In response to this, a system of clay tokens had already been developed several centuries earlier. There were several types of token, each representing one or more objects or animals according to its shape and the patterns traced on it. For a sheep, there was a simple disc marked with a cross. At the time of leaving, a number of tokens corresponding to the size of the flock were placed in a receptacle. On return, the owners had only to compare the flock with the contents of the receptacle to check that no animal was missing. Much later on, these tokens were given the Latin name of calculi, ‘small stones’, from which the term calculus was derived.
This method was practical, but it had a disadvantage. Who looked after the tokens? For suspicion cuts both ways, and the shepherds were in turn worried that unscrupulous owners might add extra tokens to the urn during their absence. Then they could claim compensation for non-existent sheep.
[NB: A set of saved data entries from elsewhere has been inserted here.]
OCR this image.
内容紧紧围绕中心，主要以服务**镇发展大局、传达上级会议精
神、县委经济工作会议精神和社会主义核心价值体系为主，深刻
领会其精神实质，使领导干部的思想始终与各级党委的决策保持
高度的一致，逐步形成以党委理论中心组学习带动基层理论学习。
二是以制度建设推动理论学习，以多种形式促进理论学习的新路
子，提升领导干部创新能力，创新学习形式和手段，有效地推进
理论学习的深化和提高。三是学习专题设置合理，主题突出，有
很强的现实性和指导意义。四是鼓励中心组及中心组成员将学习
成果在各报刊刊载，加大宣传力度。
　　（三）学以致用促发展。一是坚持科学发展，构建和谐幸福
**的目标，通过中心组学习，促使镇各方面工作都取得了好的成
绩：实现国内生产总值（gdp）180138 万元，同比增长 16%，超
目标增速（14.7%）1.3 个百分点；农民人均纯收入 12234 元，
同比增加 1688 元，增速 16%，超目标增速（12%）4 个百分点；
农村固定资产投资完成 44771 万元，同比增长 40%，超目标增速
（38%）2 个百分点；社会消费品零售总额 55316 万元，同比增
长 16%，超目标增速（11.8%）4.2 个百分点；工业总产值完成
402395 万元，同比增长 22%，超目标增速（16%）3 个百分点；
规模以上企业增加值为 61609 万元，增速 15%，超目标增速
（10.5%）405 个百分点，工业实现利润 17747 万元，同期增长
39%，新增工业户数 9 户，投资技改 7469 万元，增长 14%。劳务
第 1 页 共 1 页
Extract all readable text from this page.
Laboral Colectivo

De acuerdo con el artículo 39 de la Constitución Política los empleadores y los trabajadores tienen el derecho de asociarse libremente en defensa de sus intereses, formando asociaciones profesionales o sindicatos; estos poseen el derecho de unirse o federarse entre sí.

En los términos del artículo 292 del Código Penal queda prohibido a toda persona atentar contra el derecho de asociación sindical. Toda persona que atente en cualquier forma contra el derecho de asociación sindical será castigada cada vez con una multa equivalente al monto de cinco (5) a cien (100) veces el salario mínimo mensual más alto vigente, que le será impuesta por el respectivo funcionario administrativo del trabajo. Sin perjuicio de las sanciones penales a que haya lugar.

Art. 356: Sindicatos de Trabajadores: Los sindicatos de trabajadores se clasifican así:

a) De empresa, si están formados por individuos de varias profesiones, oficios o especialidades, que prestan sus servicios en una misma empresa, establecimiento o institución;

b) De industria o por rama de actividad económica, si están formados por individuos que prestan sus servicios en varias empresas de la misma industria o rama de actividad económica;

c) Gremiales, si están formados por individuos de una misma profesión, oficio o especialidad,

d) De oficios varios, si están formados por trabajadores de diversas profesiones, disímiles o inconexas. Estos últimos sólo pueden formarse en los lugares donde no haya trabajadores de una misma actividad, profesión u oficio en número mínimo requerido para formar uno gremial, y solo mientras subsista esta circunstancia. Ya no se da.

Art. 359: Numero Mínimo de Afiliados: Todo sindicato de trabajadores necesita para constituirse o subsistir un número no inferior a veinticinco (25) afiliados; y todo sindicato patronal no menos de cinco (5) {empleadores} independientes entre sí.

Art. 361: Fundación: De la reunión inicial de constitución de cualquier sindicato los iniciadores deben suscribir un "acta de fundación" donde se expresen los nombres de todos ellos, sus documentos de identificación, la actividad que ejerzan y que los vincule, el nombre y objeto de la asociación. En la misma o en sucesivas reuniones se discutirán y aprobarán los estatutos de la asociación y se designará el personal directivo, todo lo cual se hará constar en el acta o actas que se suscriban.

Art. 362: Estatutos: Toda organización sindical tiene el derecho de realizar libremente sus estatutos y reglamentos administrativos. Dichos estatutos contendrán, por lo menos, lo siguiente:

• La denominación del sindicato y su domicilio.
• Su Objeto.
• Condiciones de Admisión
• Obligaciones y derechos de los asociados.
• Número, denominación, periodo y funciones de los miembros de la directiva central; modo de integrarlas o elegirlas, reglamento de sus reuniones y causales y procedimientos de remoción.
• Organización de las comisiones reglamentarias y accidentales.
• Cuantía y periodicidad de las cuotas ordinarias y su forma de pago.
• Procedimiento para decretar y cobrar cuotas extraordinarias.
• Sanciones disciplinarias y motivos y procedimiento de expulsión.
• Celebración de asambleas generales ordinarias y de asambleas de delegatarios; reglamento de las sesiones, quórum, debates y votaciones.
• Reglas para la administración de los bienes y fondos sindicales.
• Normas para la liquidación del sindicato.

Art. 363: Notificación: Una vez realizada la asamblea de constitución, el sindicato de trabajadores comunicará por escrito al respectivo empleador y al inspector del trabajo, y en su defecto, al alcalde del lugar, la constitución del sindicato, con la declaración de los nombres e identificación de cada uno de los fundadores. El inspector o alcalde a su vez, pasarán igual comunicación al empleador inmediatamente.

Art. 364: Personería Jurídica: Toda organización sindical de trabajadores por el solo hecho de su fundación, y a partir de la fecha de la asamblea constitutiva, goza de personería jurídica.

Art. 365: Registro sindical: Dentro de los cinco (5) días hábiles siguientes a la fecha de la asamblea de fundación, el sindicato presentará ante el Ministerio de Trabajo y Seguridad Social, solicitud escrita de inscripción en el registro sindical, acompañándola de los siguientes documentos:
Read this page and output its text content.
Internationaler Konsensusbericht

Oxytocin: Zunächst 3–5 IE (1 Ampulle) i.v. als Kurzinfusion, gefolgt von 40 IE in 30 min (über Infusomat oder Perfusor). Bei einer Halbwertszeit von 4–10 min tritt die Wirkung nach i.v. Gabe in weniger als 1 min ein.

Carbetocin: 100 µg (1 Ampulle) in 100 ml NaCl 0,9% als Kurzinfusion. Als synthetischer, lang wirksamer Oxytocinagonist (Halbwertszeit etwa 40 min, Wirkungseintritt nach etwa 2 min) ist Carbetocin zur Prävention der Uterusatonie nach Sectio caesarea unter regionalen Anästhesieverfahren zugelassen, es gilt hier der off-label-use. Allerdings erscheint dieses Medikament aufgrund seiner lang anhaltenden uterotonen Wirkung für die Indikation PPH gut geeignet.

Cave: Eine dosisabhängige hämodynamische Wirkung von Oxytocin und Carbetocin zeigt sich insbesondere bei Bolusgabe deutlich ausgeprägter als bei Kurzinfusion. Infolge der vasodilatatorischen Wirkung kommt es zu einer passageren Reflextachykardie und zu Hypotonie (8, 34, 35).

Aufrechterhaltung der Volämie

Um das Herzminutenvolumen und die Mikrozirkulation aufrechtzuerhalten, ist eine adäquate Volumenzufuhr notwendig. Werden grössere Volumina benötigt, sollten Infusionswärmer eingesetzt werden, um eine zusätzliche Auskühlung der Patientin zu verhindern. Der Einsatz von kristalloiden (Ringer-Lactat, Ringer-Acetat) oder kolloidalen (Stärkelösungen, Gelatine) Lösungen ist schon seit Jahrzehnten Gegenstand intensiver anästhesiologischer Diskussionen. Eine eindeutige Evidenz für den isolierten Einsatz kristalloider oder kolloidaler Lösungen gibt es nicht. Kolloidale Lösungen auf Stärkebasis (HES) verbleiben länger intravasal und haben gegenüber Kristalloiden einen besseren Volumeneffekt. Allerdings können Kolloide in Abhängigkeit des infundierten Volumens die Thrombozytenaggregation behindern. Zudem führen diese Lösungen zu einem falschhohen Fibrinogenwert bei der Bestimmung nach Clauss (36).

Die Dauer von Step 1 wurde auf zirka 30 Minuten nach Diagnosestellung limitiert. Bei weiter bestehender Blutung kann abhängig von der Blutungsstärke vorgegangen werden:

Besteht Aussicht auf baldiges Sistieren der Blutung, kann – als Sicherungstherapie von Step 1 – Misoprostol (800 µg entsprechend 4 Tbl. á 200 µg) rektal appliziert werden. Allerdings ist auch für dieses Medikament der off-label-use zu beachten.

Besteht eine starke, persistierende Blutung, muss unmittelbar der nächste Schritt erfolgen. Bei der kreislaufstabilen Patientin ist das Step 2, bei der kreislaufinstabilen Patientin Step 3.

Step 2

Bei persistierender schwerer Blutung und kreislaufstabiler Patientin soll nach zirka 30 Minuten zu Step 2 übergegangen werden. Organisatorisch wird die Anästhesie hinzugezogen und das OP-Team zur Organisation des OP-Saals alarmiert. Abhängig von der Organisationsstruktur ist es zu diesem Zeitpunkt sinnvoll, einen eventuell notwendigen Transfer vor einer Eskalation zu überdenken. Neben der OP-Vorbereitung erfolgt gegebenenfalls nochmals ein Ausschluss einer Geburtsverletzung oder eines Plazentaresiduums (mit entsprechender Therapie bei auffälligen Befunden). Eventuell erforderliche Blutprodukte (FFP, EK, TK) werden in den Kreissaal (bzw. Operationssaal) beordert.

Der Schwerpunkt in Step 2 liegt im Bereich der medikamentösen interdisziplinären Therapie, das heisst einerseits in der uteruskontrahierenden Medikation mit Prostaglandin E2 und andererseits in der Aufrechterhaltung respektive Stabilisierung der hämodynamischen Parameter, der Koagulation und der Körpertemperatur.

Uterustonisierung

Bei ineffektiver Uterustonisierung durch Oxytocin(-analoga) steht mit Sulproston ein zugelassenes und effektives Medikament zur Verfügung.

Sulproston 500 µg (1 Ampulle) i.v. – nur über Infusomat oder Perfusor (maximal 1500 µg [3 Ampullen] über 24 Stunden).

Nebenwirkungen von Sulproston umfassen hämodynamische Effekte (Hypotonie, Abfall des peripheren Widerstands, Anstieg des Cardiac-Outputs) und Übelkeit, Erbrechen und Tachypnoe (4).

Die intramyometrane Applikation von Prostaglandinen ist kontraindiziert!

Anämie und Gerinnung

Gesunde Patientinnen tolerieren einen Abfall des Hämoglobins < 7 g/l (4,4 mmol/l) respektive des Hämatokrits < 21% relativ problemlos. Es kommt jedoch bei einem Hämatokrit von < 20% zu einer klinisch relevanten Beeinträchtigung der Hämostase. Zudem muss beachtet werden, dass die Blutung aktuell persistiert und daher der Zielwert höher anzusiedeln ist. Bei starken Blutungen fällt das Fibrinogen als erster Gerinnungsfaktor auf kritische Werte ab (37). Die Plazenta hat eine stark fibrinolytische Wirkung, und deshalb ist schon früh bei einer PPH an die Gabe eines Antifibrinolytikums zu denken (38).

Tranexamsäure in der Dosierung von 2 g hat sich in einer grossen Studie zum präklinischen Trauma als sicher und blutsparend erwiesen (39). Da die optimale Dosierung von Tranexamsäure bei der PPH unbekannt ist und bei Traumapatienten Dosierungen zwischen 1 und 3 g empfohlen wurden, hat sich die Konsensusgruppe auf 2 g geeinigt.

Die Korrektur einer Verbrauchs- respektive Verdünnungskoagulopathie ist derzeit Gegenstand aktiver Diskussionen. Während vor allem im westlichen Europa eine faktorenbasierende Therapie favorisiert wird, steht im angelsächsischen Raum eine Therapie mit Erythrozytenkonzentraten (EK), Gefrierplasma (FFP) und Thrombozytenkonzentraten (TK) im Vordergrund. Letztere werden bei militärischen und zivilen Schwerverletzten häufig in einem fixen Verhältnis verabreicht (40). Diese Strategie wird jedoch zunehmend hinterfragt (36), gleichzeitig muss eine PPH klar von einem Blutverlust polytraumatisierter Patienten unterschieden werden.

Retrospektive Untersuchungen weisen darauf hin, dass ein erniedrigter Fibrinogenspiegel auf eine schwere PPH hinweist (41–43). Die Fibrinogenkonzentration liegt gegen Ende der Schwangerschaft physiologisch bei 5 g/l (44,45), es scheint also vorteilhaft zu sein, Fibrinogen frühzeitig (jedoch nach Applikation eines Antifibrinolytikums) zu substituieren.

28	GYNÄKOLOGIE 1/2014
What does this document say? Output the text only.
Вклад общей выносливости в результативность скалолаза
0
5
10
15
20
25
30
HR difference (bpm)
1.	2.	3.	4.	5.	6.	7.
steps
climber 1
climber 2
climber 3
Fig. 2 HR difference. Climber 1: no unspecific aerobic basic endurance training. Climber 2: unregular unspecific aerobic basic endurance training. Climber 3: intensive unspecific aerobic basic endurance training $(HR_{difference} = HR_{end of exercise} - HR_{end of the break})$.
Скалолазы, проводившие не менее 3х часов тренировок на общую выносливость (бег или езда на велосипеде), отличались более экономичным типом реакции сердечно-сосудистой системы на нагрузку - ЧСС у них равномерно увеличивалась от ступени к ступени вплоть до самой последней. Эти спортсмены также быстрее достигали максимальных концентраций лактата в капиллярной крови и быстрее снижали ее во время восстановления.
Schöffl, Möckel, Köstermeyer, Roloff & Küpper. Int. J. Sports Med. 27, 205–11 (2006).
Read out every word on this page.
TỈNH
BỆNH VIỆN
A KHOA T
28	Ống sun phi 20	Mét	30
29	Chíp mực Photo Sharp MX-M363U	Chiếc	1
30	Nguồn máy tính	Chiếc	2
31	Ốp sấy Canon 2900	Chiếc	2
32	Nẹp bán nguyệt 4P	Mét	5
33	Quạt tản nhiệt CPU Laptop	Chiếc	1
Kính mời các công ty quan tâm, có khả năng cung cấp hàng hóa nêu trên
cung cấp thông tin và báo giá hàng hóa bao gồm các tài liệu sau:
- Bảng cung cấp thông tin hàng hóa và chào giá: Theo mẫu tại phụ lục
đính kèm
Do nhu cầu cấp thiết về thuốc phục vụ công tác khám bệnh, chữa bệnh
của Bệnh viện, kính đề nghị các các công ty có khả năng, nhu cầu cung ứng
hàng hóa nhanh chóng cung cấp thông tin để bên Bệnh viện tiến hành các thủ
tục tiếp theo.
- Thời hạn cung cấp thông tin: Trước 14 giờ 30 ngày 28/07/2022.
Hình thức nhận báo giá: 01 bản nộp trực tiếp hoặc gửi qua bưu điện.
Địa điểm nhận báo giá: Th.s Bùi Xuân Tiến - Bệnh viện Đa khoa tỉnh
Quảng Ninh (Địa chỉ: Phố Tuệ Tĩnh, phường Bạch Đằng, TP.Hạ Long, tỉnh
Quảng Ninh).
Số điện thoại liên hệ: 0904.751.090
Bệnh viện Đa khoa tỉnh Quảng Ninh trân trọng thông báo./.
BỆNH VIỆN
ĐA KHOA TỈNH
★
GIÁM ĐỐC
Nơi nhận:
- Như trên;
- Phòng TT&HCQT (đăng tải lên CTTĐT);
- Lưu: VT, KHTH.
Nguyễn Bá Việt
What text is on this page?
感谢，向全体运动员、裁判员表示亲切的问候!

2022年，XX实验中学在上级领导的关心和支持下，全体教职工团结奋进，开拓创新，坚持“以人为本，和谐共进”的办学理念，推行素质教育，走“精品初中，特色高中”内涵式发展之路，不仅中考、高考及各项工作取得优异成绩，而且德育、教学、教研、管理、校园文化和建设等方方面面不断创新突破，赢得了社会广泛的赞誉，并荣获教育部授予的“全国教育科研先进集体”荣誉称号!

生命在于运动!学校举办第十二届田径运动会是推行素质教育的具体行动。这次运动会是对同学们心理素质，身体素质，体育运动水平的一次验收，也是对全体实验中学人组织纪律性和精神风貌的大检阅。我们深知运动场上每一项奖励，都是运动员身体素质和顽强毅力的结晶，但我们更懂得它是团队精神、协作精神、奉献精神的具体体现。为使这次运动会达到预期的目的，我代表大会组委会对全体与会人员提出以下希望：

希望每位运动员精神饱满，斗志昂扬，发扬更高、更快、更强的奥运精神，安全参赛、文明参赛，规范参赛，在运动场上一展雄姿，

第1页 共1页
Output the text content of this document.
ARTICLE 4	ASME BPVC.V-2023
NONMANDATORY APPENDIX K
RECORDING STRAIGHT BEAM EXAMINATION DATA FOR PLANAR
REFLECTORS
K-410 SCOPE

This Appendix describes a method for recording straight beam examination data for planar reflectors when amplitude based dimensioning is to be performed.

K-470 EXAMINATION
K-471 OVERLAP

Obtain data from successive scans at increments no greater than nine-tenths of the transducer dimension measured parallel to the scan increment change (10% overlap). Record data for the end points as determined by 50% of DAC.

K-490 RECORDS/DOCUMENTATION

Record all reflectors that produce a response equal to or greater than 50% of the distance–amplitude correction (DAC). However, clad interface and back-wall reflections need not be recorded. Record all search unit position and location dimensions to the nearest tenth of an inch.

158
After much racking of brains, a solution was found. The tokens were to be kept securely in a sealed hollow clay sphere or envelope. At the time it was sealed, both parties were to leave their signatures on the surface of the sphere to certify its authenticity. It was then impossible to modify the number of tokens without breaking the sphere. The shepherds could leave without worrying.
But then, once again, it was the owners who found drawbacks in this method. For their business requirements, they needed to know the number of animals in their flocks at any time. How could this be achieved? Could the number of sheep be committed to memory? This was not straightforward, since the Sumerian language did not yet have words to denote such large numbers. Could you have an unsealed duplicate of all the tokens contained in all the envelopes? This was not very practical.